Читать книгу A Treatise on Mechanics онлайн

37 страница из 91

(39.) It has been stated that the increase or diminution of temperature is accompanied by an increase or diminution of volume. Related to this, there is another phenomenon too remarkable to pass unnoticed, although this is not the proper place to dwell upon it: it is the converse of the former; viz. that an increase or diminution of bulk is accompanied by a diminution or increase of temperature. As the application of heat from some foreign source produces an increase of dimensions, so if the dimensions be increased from any other cause, a corresponding portion of the heat which the body had before the enlargement, will be absorbed in the process, and the temperature will be thereby diminished. In the same way, since the abstraction of heat causes a diminution of volume, so if that diminution be caused by any other means, the body will give out the heat which in the other case was abstracted, and will rise in its temperature.

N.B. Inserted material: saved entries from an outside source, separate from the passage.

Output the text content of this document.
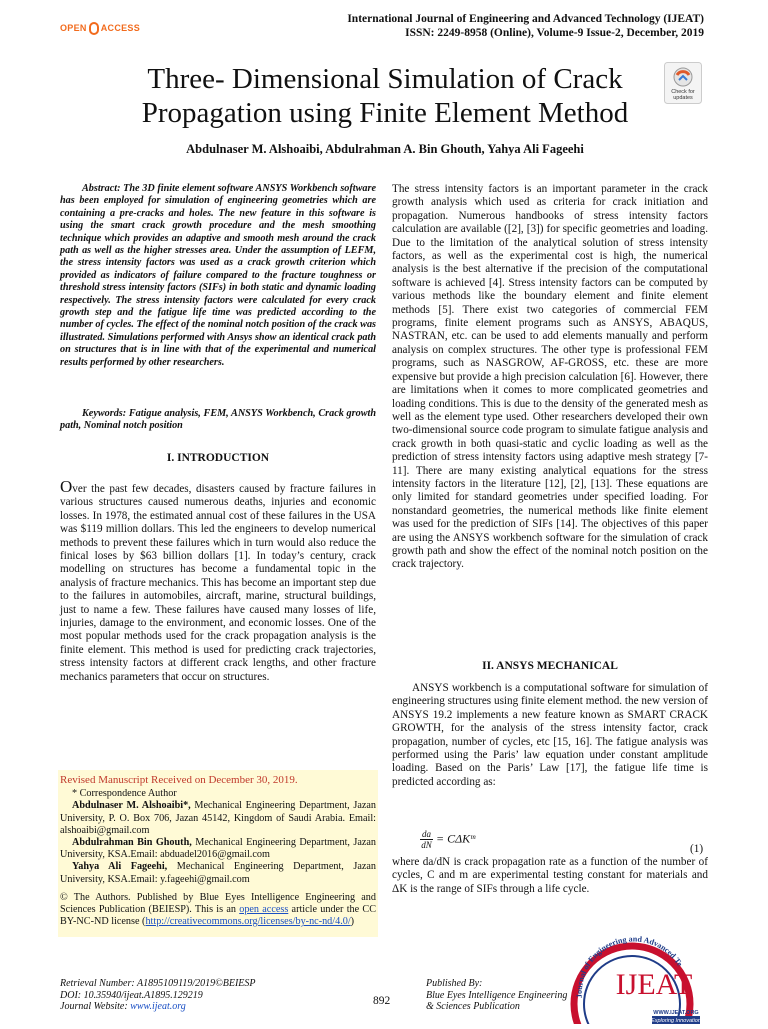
OPEN ACCESS
International Journal of Engineering and Advanced Technology (IJEAT)
ISSN: 2249-8958 (Online), Volume-9 Issue-2, December, 2019
Three- Dimensional Simulation of Crack
Propagation using Finite Element Method
Check for
updates
Abdulnaser M. Alshoaibi, Abdulrahman A. Bin Ghouth, Yahya Ali Fageehi

Abstract: The 3D finite element software ANSYS Workbench software has been employed for simulation of engineering geometries which are containing a pre-cracks and holes. The new feature in this software is using the smart crack growth procedure and the mesh smoothing technique which provides an adaptive and smooth mesh around the crack path as well as the higher stresses area. Under the assumption of LEFM, the stress intensity factors was used as a crack growth criterion which provided as indicators of failure compared to the fracture toughness or threshold stress intensity factors (SIFs) in both static and dynamic loading respectively. The stress intensity factors were calculated for every crack growth step and the fatigue life time was predicted according to the number of cycles. The effect of the nominal notch position of the crack was illustrated. Simulations performed with Ansys show an identical crack path on structures that is in line with that of the experimental and numerical results performed by other researchers.

Keywords: Fatigue analysis, FEM, ANSYS Workbench, Crack growth path, Nominal notch position

I. INTRODUCTION

Over the past few decades, disasters caused by fracture failures in various structures caused numerous deaths, injuries and economic losses. In 1978, the estimated annual cost of these failures in the USA was $119 million dollars. This led the engineers to develop numerical methods to prevent these failures which in turn would also reduce the finical loses by $63 billion dollars [1]. In today’s century, crack modelling on structures has become a fundamental topic in the analysis of fracture mechanics. This has become an important step due to the failures in automobiles, aircraft, marine, structural buildings, just to name a few. These failures have caused many losses of life, injuries, damage to the environment, and economic losses. One of the most popular methods used for the crack propagation analysis is the finite element. This method is used for predicting crack trajectories, stress intensity factors at different crack lengths, and other fracture mechanics parameters that occur on structures.

Revised Manuscript Received on December 30, 2019.

* Correspondence Author

Abdulnaser M. Alshoaibi*, Mechanical Engineering Department, Jazan University, P. O. Box 706, Jazan 45142, Kingdom of Saudi Arabia. Email: alshoaibi@gmail.com

Abdulrahman Bin Ghouth, Mechanical Engineering Department, Jazan University, KSA.Email: abduadel2016@gmail.com

Yahya Ali Fageehi, Mechanical Engineering Department, Jazan University, KSA.Email: y.fageehi@gmail.com

© The Authors. Published by Blue Eyes Intelligence Engineering and Sciences Publication (BEIESP). This is an open access article under the CC BY-NC-ND license (http://creativecommons.org/licenses/by-nc-nd/4.0/)

The stress intensity factors is an important parameter in the crack growth analysis which used as criteria for crack initiation and propagation. Numerous handbooks of stress intensity factors calculation are available ([2], [3]) for specific geometries and loading. Due to the limitation of the analytical solution of stress intensity factors, as well as the experimental cost is high, the numerical analysis is the best alternative if the precision of the computational software is achieved [4]. Stress intensity factors can be computed by various methods like the boundary element and finite element methods [5]. There exist two categories of commercial FEM programs, finite element programs such as ANSYS, ABAQUS, NASTRAN, etc. can be used to add elements manually and perform analysis on complex structures. The other type is professional FEM programs, such as NASGROW, AF-GROSS, etc. these are more expensive but provide a high precision calculation [6]. However, there are limitations when it comes to more complicated geometries and loading conditions. This is due to the density of the generated mesh as well as the element type used. Other researchers developed their own two-dimensional source code program to simulate fatigue analysis and crack growth in both quasi-static and cyclic loading as well as the prediction of stress intensity factors using adaptive mesh strategy [7-11]. There are many existing analytical equations for the stress intensity factors in the literature [12], [2], [13]. These equations are only limited for standard geometries under specified loading. For nonstandard geometries, the numerical methods like finite element was used for the prediction of SIFs [14]. The objectives of this paper are using the ANSYS workbench software for the simulation of crack growth path and show the effect of the nominal notch position on the crack trajectory.

II. ANSYS MECHANICAL

ANSYS workbench is a computational software for simulation of engineering structures using finite element method. the new version of ANSYS 19.2 implements a new feature known as SMART CRACK GROWTH, for the analysis of the stress intensity factor, crack propagation, number of cycles, etc [15, 16]. The fatigue analysis was performed using the Paris’ law equation under constant amplitude loading. Based on the Paris’ Law [17], the fatigue life time is predicted according as:

$\frac{da}{dN}$ = CΔKᵐ
(1)

where da/dN is crack propagation rate as a function of the number of cycles, C and m are experimental testing constant for materials and ΔK is the range of SIFs through a life cycle.

Journal of Engineering and Advanced Te
IJEAT
WWW.IJEAT.ORG
Exploring Innovation
Retrieval Number: A1895109119/2019©BEIESP
DOI: 10.35940/ijeat.A1895.129219
Journal Website: www.ijeat.org	892
Published By:
Blue Eyes Intelligence Engineering
& Sciences Publication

Numerous and well-known facts illustrate these observations. A smith by hammering a piece of bar iron, and thereby compressing it, will render it red hot. When air is violently compressed, it becomes so hot as to ignite cotton and other substances. An ingenious instrument for producing a light for domestic uses has been constructed, consisting of a small cylinder, in which a solid piston moves air-tight: a little tinder, or dry sponge, is attached to the bottom of the piston, which is then violently forced into the cylinder: the air between the bottom of the cylinder and the piston becomes intensely compressed, and evolves so much heat as to light the tinder.